En el modelo informático de cognición, el conocimiento es visto como un valor libre, basado en datos abstractos. Pero todo conocimiento significativo es conocimiento contextual, siendo una gran parte del mismo tácito y experimiental. De forma similar, el lenguaje es visto como un conducto a través del cual se comunica información "objetiva". En realidad, como C. A. Bowers ha discutido elocuentemente, el lenguaje es metafórico y transmite entendimientos tácitos compartidos en el seno de una cultura. Resulta también importante destacar que el lenguaje empleado por los científicos e ingenieros informáticos está lleno de metáforas derivadas de lo militar -"comando", "escape", "blindado", "piloto", "objetivo", etc.-, lo que introduce desviaciones culturales, refuerza estereotipos e inhibe a ciertos grupos, incluyendo las chicas más jóvenes en edad escolar, de una plena participación en la experiencia educativa. Un motivo adicional de preocupación, íntimamente relacionado con lo expuesto, es la violencia y la naturaleza militarista de la mayoría de juegos de ordenador. 

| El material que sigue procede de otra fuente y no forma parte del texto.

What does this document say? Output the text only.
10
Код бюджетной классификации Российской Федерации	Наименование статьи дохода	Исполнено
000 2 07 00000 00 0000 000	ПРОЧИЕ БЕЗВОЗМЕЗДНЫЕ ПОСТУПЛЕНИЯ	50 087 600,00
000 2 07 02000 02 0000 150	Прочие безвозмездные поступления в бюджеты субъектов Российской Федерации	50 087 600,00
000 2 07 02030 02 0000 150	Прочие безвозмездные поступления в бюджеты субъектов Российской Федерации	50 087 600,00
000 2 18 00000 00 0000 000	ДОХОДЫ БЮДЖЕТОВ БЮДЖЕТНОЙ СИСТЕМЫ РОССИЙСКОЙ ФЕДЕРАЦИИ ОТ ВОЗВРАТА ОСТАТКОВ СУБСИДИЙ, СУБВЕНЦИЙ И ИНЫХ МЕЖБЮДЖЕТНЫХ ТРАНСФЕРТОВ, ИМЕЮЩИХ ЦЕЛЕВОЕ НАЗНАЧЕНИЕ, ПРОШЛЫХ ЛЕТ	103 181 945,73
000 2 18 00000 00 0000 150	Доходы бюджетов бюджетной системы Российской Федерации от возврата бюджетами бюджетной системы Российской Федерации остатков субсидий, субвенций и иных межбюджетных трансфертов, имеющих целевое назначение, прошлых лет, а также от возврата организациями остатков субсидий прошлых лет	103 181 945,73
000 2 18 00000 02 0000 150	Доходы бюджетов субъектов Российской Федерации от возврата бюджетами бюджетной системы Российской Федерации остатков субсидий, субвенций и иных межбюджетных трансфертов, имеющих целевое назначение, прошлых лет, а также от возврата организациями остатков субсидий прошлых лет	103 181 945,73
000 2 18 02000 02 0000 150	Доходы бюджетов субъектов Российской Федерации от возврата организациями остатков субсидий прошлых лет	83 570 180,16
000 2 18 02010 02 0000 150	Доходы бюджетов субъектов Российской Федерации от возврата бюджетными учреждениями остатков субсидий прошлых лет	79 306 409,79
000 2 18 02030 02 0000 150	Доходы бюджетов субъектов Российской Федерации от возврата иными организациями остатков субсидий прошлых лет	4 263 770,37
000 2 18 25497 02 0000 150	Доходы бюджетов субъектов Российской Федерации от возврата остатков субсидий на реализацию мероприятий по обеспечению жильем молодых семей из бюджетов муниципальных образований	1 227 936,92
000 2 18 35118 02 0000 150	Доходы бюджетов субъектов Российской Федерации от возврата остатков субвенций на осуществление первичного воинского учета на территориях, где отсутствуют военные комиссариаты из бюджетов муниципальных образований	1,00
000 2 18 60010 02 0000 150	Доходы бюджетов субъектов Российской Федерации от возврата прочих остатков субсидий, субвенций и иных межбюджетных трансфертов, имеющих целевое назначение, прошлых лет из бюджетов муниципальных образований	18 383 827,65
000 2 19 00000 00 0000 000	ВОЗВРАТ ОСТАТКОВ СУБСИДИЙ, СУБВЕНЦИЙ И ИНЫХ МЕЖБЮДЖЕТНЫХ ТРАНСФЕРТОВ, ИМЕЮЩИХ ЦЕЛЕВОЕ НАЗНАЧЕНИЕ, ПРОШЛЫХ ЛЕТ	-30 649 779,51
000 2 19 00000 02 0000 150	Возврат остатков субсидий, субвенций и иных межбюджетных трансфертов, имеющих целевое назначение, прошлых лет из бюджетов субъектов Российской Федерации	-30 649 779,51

Tras dominar la investigación cerebral y la ciencia cognitiva durante treinta años y haber creado un paradigma de tecnología ampliamente extendido aún en nuestros días, el dogma del proceso de información se vio por fin seriamente cuestionado. Durante la etapa pionera de la cibernética, se habían planteado ya argumentos críticos como, por ejemplo, que en los cerebros reales no existen reglas, no hay un procesador central lógico y la información no se almacena localmente. Los cerebros parecen operar sobre la base de la conectividad masiva, almacenando la información distributivamente y manifestando una capacidad autoorganizadora imposible de hallar en los ordenadores. No obstante, estas ideas alternativas se vieron eclipsadas por la visión informaticista dominante hasta que resurgieron durante los años setenta, en que los pensadores sistémicos quedaron fascinados por un nuevo fenómeno con un nombre evocador: la autoorganización.